The scary part of this seemingly blind support for a racist, a bigot, a dissembler, a sexist, a nativist, an ignoramus when it comes to history and other topics, is that too many Americans share those beliefs. It only validates my belief that we are a nation with too many idiots.

Let’s consider her desire to get back to the way our Founding Fathers had it at one time. Does that mean she condones slavery? That Afro-Americans are to be considered three-fifths of a person? Is she okay with the idea that women were not entitled to vote? For that matter, many white men were not eligible either—in most states you had to be a landowner to earn the right to cast a ballot. Does she favor state legislatures picking U.S. senators rather than direct elections by voters? And should we vote separately for the vice president? 

The Founding Fathers got lots of things right. But they also left out lots of stuff. Do we want to abandon our national parks, for example? Or social security? Or the protections afforded by the Federal Trade Commission, the Federal Drug Administration, the FBI and other agencies that protect us from enemies within and outside our borders?

Trump is not alone in his depiction of foreigners—Syrians and Mexicans, to name two groups—as being unfit for residence within the United States. Yet, the provenance of their remarks can be traced back to the 19th century. In her book Team of Rivals, The Political Genius of Abraham Lincoln, Doris Kearns Goodwin quotes U.S. Senator Stephen Douglas (D-IL) during one of the famous Lincoln-Douglas senatorial campaign debates of 1858: 

“The signers of the Declaration of Independence,” said Douglas, “had no reference to negroes at all when they declared that all men are created equal. They did not mean negro, nor the savage Indians, nor the Fejee Islanders, nor any other barbarous race. They were speaking of white men. … I hold that this government was established for white men and their posterity forever, and should be administered by white men, and none others.” 

Apparently, even a president considered one of our greatest, Woodrow Wilson, shared some of Douglas’ beliefs and prejudices. In the words of a New York Times editorial, “He was an unapologetic racist whose administration rolled back the gains that African-Americans achieved just after the Civil War, purged black workers from influential jobs and transformed the government into an instrument of white supremacy” (http://nyti.ms/1OfBkxV). Our commander-in-chief turned out to be a discriminator-in-chief. It’s no wonder Princeton University students want Wilson’s name expunged from the school he was president of before being president of the United States. 

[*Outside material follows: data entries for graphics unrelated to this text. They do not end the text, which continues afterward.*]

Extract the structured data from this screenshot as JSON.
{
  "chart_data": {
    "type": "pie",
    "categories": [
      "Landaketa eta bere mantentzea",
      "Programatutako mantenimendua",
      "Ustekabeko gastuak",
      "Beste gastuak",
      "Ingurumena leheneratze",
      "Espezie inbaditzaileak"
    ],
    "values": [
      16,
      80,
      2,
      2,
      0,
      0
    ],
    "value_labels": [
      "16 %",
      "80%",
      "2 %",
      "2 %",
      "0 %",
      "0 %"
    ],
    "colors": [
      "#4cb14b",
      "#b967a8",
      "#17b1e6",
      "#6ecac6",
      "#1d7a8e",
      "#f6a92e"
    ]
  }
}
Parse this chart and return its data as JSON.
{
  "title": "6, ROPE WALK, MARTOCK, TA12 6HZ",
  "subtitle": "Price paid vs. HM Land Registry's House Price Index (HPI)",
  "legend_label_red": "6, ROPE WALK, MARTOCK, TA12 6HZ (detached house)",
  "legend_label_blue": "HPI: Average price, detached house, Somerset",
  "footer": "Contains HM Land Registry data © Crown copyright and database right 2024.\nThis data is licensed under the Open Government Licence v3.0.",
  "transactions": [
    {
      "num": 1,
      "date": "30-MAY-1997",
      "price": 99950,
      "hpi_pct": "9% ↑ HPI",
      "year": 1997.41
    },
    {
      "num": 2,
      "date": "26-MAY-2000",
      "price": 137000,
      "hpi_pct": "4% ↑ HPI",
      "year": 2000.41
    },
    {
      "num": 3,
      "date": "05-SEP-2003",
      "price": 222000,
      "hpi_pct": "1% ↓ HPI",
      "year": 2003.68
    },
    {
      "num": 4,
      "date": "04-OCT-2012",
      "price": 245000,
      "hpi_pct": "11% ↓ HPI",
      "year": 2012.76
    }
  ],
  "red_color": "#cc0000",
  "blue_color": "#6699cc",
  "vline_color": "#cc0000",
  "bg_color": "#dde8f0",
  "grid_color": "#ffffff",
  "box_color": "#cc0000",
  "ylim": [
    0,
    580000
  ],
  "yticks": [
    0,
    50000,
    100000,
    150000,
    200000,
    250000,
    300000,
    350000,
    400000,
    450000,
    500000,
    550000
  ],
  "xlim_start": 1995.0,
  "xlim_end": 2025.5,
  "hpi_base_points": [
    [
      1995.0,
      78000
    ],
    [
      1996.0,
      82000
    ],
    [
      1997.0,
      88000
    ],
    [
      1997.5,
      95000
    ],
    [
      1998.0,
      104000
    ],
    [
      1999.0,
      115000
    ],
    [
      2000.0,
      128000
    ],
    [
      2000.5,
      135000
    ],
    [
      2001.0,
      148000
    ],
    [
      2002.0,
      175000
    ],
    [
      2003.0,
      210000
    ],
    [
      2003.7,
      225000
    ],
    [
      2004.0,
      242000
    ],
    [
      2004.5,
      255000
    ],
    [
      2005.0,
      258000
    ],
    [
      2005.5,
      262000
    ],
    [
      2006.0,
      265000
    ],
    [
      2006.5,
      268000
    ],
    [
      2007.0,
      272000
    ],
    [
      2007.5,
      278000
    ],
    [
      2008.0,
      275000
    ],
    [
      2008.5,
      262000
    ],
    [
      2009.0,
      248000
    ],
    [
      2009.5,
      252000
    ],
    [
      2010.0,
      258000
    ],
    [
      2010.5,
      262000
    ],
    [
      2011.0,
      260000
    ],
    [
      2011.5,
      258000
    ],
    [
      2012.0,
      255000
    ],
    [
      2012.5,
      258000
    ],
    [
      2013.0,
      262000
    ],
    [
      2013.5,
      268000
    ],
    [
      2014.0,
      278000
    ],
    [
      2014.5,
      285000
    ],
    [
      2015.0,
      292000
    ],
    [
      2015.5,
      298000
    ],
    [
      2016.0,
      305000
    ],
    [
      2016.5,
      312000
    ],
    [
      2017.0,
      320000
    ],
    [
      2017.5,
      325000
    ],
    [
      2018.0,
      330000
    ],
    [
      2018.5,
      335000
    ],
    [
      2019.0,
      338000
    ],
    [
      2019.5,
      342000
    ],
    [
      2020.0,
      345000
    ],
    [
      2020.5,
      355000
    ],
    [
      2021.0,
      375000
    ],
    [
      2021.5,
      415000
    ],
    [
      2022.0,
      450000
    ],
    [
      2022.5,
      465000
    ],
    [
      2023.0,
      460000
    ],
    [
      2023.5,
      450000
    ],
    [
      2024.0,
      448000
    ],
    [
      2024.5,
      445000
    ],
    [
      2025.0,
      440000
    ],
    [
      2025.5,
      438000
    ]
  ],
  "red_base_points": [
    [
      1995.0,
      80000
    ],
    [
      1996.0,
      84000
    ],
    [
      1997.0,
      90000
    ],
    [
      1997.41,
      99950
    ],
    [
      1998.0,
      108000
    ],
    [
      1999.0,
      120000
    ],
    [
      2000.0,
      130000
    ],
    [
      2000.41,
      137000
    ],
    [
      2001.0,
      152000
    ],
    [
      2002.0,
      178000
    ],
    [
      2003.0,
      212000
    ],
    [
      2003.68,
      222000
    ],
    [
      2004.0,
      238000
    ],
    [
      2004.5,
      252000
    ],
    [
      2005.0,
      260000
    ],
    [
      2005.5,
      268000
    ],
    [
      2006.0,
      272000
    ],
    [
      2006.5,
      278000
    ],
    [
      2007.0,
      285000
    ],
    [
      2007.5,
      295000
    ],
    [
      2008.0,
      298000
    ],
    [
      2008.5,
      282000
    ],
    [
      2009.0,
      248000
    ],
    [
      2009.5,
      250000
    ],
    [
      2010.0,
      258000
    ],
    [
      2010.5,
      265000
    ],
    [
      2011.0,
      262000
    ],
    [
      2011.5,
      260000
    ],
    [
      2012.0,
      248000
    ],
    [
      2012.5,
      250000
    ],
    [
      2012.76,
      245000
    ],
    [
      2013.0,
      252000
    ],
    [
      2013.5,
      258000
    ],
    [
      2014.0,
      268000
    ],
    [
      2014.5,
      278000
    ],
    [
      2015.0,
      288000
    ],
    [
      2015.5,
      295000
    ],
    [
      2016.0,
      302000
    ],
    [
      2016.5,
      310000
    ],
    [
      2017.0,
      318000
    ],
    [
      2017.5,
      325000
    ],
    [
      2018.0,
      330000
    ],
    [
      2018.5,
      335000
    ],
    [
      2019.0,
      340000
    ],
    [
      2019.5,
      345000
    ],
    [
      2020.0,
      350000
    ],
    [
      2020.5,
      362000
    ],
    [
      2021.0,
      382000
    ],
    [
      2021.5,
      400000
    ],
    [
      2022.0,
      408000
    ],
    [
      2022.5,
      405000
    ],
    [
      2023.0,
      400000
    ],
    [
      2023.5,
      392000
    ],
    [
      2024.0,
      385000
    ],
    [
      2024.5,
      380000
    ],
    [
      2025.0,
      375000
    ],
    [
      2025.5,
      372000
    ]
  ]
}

Discrimination against Native Americans, along with disregard for a Supreme Court ruling, stained Andrew Jackson’s presidency, though it is doubtful many of his contemporaries thought so. Jackson forced the Cherokee Nation off of its land in the Southeast and relocated it in the “Trail of Tears” to Oklahoma. In doing so Jackson refused to uphold a ruling by the Supreme Court that “made the Indian Removal Act invalid, illegal, unconstitutional and against treaties previously made by the United States.” 

Little wonder then that advocates of placing a woman’s face on one of our currency bills favor removing Andrew Jackson’s visage from the $20 bill and not Alexander Hamilton’s from the $10 bill. It also doesn’t hurt their argument that Hamilton was the architect of our national financial system while Jackson fought against the national bank.


Speaking of nefarious characters within and without, the U.S. and the world is obsessed with ISIS, and who can blame them given the Islamic terrorist organization’s beastly activities in the name of religion, at least as its adherents see it. The barbaric actions of ISIS and other jihadists come roughly 1,400 years after Muhammad founded Islam. 

For the sake of comparison, let’s see what was happening some 1,400 years after Jesus? Oh yes, the Spanish Inquisition, which followed on the heels of various Crusades which attacked Moslems, Cathars and Jews in the Holy Land and Europe. Looks like 1,400 years is not a happy time for those who don’t scrupulously adhere to organized religions. 


(By the way, if we assume the formal Jewish religion started around the time of Moses, estimated to be around 1200 BCE, 1,400 years later would be just after the Jews twice lost rebellions against Roman rule in Judea.)